Пародировать короткую строчку Дорошевича довольно легко, как, равным образом, удобно поддается пародии лапидарно-сентенциозный стиль прозы Виктора Гюго (вспомним хотя бы пародии Брет Гарта!), бывшей ее источником. Но серьезно писать короткою строчкою Дорошевича - в самом деле писать - решительно никому не удавалось. Уж, кажется, хороший стилист был покойный А.С. Суворин и владел русским языком, как древнерусский воин копьем и конем. Однако, когда, по смерти своего московского фельетониста, А.Д. Курепина, он сам попробовал вести московский фельетон "Нового времени", спрятав себя под псевдоним, а свою собственную блистательную манеру "Маленького письма" в лаконическую отрывчатость "короткой строки" Дорошевича, маститый журналист потерпел в этом опыте совершеннейшее фиаско. Слог выходил, но было скучно. После трех фельетонов Суворин забастовал.
Я лично короткую строку Дорошевича всегда считал насилием над русским языком, которое может быть извинительно, допустимо и даже, пожалуй, иной раз красиво только при условии, что столь сомнительное оружие находится в руках такого блистательного стилиста и знатока русской речи, как покойный Влас Михайлович. Вообще же работы в этой манере (иначе как для пародии) я терпеть не мог. Однако было время, в первой половине 90-х годов, когда на короткую строку Дорошевича стояла настолько требовательная и упорная мода, что "За день", "Злобы дня" и т.п. "маленький фельетон" нельзя было писать иначе.

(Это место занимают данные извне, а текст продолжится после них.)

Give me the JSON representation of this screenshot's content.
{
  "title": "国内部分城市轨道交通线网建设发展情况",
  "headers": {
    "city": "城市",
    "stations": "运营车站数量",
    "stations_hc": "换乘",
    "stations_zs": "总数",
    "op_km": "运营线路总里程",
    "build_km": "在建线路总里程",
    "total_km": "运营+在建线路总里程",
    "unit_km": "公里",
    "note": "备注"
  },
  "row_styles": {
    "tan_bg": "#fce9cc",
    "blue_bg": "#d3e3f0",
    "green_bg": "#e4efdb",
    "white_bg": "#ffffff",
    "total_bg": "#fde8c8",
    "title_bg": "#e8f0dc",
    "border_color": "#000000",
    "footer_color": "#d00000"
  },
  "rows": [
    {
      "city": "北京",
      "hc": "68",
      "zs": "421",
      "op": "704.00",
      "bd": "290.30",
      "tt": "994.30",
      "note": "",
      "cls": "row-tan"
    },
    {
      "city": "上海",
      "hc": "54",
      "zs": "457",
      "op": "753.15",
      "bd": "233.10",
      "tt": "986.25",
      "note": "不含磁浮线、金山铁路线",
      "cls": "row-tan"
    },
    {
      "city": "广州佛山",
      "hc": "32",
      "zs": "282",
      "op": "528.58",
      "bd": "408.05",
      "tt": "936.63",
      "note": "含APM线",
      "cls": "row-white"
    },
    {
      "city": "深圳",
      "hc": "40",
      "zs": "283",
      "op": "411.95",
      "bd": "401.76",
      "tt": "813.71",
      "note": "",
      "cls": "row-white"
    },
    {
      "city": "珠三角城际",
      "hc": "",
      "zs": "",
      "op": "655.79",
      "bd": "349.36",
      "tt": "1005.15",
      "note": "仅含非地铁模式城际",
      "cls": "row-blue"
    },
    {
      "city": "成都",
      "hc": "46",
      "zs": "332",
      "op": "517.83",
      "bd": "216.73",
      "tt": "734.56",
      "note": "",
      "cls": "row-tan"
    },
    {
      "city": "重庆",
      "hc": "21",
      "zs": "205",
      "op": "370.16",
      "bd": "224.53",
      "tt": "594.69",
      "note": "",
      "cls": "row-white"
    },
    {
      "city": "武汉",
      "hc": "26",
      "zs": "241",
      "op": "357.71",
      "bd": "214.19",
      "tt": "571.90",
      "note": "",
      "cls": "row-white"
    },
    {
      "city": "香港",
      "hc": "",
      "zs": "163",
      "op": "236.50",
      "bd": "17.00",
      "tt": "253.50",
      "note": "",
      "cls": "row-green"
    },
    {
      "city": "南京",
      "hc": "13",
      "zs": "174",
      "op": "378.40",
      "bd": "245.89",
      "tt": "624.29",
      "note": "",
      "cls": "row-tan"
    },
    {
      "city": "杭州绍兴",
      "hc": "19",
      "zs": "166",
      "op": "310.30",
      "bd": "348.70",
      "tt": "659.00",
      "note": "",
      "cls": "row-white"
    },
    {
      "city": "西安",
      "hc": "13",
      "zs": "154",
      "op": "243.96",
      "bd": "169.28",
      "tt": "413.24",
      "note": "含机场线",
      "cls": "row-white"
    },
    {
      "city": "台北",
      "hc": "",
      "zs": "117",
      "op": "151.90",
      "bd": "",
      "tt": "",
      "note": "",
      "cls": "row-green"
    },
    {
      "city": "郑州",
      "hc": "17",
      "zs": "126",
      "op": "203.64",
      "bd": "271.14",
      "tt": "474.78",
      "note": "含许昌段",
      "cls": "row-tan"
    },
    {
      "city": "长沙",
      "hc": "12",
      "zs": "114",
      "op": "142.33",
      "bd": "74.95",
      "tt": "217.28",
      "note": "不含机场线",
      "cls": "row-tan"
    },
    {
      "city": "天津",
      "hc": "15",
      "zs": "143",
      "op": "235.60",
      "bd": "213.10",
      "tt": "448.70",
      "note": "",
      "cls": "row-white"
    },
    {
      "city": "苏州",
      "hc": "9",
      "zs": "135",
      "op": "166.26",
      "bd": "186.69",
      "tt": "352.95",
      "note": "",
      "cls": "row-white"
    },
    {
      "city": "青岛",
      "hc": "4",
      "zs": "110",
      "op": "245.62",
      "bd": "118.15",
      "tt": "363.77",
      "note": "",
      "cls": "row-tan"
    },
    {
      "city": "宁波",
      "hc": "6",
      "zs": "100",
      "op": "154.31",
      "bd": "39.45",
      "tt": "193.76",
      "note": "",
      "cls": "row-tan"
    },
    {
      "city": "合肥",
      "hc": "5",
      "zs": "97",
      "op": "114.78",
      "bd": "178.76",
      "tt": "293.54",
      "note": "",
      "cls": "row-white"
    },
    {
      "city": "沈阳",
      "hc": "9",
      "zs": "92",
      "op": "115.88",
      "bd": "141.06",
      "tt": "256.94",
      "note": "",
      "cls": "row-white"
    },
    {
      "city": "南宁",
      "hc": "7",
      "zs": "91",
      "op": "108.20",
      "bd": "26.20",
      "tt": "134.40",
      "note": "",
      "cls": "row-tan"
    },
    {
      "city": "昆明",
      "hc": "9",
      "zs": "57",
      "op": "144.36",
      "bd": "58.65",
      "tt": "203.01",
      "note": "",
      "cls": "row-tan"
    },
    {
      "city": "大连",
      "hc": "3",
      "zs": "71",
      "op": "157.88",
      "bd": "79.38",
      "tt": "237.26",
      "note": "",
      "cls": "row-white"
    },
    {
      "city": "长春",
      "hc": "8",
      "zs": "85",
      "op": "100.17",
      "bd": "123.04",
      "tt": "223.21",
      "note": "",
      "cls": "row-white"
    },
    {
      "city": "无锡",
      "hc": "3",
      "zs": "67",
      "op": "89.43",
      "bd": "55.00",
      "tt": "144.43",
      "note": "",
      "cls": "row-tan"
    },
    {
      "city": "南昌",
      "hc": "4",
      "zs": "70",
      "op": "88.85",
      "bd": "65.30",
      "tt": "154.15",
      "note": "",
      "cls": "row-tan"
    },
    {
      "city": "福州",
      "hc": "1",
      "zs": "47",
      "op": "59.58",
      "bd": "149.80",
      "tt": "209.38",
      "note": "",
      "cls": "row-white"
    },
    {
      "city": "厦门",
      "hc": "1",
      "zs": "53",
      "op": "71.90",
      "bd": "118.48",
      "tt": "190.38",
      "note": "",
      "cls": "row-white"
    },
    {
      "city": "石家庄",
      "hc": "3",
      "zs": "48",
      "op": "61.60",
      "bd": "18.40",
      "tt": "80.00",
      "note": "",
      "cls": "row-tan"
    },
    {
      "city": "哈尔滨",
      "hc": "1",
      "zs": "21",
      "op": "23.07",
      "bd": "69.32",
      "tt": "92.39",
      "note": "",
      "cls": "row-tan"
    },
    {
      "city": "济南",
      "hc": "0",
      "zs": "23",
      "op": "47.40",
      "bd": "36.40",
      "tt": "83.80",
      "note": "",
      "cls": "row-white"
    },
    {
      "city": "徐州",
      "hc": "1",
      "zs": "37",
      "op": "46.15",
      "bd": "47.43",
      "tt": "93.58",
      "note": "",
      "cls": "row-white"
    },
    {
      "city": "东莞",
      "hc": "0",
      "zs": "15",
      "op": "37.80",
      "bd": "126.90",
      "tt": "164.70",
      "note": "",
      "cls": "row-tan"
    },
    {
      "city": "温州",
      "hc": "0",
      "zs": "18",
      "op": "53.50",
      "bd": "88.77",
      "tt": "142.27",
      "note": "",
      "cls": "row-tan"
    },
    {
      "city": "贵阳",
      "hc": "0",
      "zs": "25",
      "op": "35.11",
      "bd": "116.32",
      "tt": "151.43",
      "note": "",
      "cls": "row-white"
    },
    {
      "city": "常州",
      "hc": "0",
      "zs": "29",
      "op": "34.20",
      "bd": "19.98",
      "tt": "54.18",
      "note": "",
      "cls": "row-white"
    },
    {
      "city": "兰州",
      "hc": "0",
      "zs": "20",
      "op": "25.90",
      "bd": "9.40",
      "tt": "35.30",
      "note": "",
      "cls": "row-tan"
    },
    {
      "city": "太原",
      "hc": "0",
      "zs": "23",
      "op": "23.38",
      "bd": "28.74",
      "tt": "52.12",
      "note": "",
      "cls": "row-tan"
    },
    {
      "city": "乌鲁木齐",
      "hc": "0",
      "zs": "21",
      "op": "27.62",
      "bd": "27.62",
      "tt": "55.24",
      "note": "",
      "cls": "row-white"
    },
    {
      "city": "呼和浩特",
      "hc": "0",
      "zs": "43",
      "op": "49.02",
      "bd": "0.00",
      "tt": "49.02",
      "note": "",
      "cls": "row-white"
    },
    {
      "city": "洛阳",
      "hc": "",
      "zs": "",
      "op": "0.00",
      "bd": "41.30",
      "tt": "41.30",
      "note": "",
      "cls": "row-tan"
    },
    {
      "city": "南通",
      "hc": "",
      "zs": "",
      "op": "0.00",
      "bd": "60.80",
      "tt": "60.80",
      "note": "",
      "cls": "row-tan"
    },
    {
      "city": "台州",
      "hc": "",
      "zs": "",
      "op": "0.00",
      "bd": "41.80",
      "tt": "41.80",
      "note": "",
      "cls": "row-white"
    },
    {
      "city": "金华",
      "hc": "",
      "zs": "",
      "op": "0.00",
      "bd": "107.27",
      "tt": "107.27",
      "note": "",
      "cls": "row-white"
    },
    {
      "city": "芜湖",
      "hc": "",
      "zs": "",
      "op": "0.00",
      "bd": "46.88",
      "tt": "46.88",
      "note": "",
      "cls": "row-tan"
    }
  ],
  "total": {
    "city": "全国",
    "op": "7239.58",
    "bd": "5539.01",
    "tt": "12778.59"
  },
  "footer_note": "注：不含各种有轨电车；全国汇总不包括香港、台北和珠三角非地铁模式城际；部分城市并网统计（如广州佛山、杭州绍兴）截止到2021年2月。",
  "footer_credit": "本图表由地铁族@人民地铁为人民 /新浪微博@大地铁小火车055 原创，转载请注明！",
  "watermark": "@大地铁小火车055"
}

В московских "Новостях дня" я - уже Old Gentleman "Нового времени", следовательно, журналист, в некотором роде привилегированный, диктующий свои условия, - занял место Дорошевича, ушедшего к конкуренту - в "Московский листок". Ну и что же? Со стороны издательства первым непременным условием было мне поставлено сохранить заголовок "маленького фельетона" - привычный при Дорошевиче, - "За день". (Правда, изобретено оно было не Дорошевичем, а издателем "Новостей дня" А.Я. Липскеровым, однако эта наша экономия на использованный заголовок дала В.М. Дорошевичу предлог отлично высмеять нас в своем собственном "За день" "Московского листка", под заголовком "Остерегаться подделок".) А во-вторых, бывало, сдашь редактору "Новостей дня" А.С. Эрмансу (очень милому человеку, которого люблю и по сие время) "За день", написанный по-своему, в моей манере, без ненавистных "коротких строчек", - все равно: он явится в печати разбитым на строки, от точки до точки.